By Jenn Watt
Water levels on some of the area’s reservoir lakes may drop as much as 25 centimetres during the Trent Severn Waterway drawdown conducted over a two-week period which started last week.
According to Parks Canada’s water management update on June 30 lakes in the Haliburton area which feed into the TSW were at or below long-term average levels with Gull River reservoirs at 92 per cent full Burnt River reservoirs at 91 per cent full and central reservoirs at 94 per cent full.
Ted Spence chair of the Coalition for Equitable Water Flow said the drawdown is a usual occurrence for this time of year but normally the region would have received far more rain.
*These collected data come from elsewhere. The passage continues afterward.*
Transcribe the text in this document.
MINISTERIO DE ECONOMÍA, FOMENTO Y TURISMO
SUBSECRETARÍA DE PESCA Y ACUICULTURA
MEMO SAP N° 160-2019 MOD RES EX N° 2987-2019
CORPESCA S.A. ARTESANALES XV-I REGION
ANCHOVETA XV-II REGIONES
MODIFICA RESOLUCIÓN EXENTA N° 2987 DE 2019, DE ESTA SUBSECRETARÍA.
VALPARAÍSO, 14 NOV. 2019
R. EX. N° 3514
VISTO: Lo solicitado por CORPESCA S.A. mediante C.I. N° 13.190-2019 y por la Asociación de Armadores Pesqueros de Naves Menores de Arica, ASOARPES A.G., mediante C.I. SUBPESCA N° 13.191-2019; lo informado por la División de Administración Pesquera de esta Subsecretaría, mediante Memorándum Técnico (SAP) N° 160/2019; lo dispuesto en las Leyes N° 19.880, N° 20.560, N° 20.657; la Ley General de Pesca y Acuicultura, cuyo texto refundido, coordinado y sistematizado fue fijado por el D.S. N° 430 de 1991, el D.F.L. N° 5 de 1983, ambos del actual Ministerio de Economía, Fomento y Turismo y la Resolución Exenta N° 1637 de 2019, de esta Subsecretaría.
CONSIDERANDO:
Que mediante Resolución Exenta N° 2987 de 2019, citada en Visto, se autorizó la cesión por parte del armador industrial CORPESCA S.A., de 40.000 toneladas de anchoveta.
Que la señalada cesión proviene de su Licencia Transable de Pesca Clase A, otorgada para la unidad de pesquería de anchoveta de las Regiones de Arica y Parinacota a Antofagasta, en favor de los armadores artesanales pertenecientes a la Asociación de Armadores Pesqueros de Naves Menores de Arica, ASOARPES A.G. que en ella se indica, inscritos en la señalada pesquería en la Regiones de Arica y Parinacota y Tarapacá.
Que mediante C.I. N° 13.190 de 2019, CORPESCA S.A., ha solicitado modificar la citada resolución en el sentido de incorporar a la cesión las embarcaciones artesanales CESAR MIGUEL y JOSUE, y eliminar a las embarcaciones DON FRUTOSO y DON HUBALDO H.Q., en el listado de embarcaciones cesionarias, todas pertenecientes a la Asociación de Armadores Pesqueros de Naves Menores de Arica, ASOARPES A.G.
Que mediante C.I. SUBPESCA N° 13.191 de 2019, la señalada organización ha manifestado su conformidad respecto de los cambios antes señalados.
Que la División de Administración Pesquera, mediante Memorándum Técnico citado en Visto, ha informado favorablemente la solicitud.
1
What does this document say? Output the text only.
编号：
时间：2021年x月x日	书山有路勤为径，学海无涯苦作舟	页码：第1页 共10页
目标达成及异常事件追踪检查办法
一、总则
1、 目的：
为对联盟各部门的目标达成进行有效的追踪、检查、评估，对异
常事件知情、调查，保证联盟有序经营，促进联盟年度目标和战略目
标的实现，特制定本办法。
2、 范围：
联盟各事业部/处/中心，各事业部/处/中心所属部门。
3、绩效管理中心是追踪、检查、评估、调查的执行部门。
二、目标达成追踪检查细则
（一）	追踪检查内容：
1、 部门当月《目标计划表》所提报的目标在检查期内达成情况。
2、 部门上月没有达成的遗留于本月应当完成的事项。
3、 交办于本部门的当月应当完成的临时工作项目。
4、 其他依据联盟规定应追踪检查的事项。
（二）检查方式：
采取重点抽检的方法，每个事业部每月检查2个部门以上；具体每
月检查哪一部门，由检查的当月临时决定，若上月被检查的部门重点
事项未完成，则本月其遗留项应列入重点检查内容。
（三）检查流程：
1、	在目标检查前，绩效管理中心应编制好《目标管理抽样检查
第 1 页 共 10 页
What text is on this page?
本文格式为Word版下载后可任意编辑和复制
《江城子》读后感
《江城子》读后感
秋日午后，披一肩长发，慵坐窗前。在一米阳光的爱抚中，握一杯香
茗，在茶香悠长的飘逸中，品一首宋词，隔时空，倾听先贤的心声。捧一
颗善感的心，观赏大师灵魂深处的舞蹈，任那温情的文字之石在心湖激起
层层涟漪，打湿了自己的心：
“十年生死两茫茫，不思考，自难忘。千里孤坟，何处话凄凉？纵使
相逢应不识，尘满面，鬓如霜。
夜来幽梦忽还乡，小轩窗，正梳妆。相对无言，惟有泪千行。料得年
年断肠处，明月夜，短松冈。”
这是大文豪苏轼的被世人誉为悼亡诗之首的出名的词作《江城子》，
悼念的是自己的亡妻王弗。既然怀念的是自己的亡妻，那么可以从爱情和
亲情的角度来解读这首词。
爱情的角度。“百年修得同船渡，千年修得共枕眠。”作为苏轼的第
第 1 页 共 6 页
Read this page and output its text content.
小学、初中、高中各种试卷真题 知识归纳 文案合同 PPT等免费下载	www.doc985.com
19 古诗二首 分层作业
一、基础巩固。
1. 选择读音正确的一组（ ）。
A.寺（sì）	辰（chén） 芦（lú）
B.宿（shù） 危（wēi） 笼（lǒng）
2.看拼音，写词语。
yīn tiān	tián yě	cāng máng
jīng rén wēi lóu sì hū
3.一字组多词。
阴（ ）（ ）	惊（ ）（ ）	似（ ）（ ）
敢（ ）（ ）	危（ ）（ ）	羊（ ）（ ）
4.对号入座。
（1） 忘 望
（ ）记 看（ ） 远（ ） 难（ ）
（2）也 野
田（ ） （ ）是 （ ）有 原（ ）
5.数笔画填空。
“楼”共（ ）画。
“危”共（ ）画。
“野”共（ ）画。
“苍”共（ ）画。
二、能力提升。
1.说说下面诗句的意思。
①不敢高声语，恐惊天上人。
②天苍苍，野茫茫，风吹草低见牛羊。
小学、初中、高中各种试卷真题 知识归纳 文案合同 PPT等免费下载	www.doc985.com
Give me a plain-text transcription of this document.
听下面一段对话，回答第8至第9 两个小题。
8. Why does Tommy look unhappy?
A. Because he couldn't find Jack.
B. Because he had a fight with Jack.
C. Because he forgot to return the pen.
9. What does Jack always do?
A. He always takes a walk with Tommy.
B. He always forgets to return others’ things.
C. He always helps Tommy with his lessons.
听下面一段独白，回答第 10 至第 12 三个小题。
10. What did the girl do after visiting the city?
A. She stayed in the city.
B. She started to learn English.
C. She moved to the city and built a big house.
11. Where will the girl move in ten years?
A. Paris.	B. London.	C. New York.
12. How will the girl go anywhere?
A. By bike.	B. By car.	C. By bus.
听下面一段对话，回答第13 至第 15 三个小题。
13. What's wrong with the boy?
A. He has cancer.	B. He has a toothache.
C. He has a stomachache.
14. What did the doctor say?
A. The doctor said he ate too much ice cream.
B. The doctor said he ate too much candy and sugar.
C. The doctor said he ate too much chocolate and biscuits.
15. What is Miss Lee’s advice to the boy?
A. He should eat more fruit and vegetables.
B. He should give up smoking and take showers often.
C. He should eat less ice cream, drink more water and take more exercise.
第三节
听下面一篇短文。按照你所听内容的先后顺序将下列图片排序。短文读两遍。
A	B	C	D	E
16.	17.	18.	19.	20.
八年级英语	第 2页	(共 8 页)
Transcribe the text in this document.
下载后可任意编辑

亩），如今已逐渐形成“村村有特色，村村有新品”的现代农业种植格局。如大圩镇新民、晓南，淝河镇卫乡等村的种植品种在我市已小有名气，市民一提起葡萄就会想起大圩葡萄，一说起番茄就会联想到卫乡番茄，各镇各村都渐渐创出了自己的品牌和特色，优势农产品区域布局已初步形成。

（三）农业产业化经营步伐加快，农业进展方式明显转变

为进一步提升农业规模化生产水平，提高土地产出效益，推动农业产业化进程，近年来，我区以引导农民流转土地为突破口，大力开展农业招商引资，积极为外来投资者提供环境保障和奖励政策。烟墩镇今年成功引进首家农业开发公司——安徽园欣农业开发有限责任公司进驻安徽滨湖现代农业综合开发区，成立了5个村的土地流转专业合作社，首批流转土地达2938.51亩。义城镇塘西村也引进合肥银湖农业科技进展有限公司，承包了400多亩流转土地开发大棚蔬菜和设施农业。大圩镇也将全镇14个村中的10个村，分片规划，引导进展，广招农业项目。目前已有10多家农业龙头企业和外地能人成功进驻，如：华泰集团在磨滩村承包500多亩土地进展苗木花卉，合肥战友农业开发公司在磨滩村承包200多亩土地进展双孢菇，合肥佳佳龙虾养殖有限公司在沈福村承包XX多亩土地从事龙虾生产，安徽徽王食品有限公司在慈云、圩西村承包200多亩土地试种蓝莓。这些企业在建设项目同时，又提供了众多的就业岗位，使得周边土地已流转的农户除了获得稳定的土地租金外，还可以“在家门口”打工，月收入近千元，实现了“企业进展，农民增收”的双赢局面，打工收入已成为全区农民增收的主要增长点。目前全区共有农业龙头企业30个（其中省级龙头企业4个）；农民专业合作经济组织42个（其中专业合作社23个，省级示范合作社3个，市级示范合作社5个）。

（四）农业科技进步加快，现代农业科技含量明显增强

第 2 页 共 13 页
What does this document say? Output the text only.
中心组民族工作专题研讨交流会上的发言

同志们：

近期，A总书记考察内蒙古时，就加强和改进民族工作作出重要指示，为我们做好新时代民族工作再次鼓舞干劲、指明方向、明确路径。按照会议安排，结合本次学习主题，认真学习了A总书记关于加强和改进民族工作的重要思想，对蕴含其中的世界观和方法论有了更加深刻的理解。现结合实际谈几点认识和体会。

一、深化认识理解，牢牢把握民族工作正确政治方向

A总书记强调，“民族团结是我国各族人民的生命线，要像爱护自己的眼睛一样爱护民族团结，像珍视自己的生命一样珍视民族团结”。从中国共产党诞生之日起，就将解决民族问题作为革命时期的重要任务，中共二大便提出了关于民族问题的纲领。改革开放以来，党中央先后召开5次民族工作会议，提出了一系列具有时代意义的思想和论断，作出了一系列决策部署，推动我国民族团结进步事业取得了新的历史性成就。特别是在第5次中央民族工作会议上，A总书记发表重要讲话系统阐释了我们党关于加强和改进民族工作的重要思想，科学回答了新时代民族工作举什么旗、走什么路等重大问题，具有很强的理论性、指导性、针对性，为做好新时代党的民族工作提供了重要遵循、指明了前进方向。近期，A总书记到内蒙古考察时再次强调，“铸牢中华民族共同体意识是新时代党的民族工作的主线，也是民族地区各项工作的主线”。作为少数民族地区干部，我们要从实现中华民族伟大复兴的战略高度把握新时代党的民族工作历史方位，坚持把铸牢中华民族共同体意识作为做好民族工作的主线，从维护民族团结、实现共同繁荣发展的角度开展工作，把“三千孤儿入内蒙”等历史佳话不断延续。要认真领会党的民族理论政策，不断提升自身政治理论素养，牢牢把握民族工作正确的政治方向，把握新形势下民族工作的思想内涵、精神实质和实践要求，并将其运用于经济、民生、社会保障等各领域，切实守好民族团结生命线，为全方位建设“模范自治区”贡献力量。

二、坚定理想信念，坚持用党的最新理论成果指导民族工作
“What’s not normal is that it has been so dry and there’s not very much water coming into the system. Normally they would be drawing water from the system … but there’d also be quite a bit coming in from rain from normal rainfall and runoff from rivers and streams into the lakes” he said in an interview on July 3.
On July 7 the fire chiefs of Haliburton County issued a fire ban due to consistently dry conditions.
Rainfall for the region has been between 25 and 50 per cent below normal for May and June.
Spence pointed out that the flow on the Otonabee River in Peterborough has already been reduced to its minimum.
“If you go down to the Kawartha Lakes there’s very little water moving from lake to lake. They’ve got the flow as low as they can get it and still maintain the water supply and the water quality minimums for the Peterborough area” he said.
According to an update from CEWF in addition to the dry conditions in May and June the snowpack melted early for the reservoir lakes.
“This spring the snowpack was normal in March but it melted very early with peak flows in late March and early April. In order to protect against the risk of flooding from extreme spring rainfall events like have occurred in several recent years the TSW water management team adopted the strategy of only filling reservoirs to 90 per cent of full and then allowing levels to come up with spring rainfall. Because of the dry spring many reservoirs did not get to their full levels or close to full until mid or late June” the update reads.
The dry conditions are something to keep in mind Spence said but they should not be creating major issues for waterfront property owners yet.
“Nobody’s anywhere near having a problem with a waterline or anything like that” he said.
The region is experiencing the type of weather projected in climate change models: extreme events and more variability (floods and droughts) he said.
“The other notable thing right now is that the dry conditions extend all the way from Haliburton to Lake Ontario so the Trent Severn water managers aren’t dealing with a situation where they don’t have a problem down in the south. They have limited water supply over the whole system and the rain is not replenishing the lakes” Spence said. “The other thing that happens of course is on the big lakes as the water gets warmer with these long days and all this sunshine is an awful lot of evaporation. That’s especially true on the big lakes.”